V-trace
V-trace (Espeholt et al., 2018) is an off-policy correction algorithm used in IMPALA. It computes value targets and policy gradient advantages from trajectories collected by a potentially stale behavior policy.
API
pub fn vtrace_targets(
log_rhos: &[f32], // log importance ratios log(π/μ)
discounts: &[f32], // per-step γ (can vary for terminal steps)
rewards: &[f32],
values: &[f32], // V(s_t) from critic
bootstrap: f32, // V(s_T) for the last state
clip_rho: f32, // importance weight clipping (typically 1.0)
clip_c: f32, // trace accumulation clipping (typically 1.0)
) -> (Vec<f32>, Vec<f32>) // (value_targets, advantages)

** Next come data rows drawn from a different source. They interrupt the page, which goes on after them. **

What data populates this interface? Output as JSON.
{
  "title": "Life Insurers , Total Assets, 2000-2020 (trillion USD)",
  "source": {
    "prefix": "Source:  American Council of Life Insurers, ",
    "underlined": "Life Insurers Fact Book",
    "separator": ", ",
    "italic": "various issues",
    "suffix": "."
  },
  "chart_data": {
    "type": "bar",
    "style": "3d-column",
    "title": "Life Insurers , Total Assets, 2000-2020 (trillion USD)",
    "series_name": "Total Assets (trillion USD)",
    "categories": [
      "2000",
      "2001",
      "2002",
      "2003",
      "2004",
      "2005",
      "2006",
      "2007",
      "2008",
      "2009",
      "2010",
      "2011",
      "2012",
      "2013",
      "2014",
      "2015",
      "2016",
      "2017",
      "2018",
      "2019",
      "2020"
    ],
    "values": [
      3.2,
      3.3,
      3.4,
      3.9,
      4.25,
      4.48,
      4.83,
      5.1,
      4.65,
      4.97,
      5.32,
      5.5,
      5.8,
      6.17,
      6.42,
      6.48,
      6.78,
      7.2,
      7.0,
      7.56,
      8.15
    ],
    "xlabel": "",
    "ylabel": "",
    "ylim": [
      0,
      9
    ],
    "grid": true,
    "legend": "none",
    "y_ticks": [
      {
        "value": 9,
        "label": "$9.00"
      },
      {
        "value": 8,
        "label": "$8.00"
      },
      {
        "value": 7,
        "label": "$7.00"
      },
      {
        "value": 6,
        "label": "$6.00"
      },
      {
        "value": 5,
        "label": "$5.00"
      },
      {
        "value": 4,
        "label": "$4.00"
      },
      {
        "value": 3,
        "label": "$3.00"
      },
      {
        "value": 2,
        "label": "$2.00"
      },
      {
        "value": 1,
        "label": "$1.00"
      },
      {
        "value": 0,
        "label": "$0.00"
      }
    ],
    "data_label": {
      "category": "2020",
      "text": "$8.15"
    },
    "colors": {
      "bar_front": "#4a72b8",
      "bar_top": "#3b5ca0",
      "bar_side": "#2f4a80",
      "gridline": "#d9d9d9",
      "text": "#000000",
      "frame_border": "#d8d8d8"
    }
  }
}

Pure f32 computation. Contract annotations enforce preconditions (non-empty inputs, matching lengths, positive clip thresholds).
When to use V-trace
V-trace is for actor-learner architectures (like IMPALA) where the acting policy may be several updates behind the learning policy. For standard on-policy PPO, use GAE instead.
Key parameters
clip_rho(ρ̄): Clips importance weights for value targets. Higher = lower bias but higher variance.clip_c(c̄): Clips importance weights for trace accumulation. Controls how far back off-policy corrections propagate.- Both typically set to 1.0.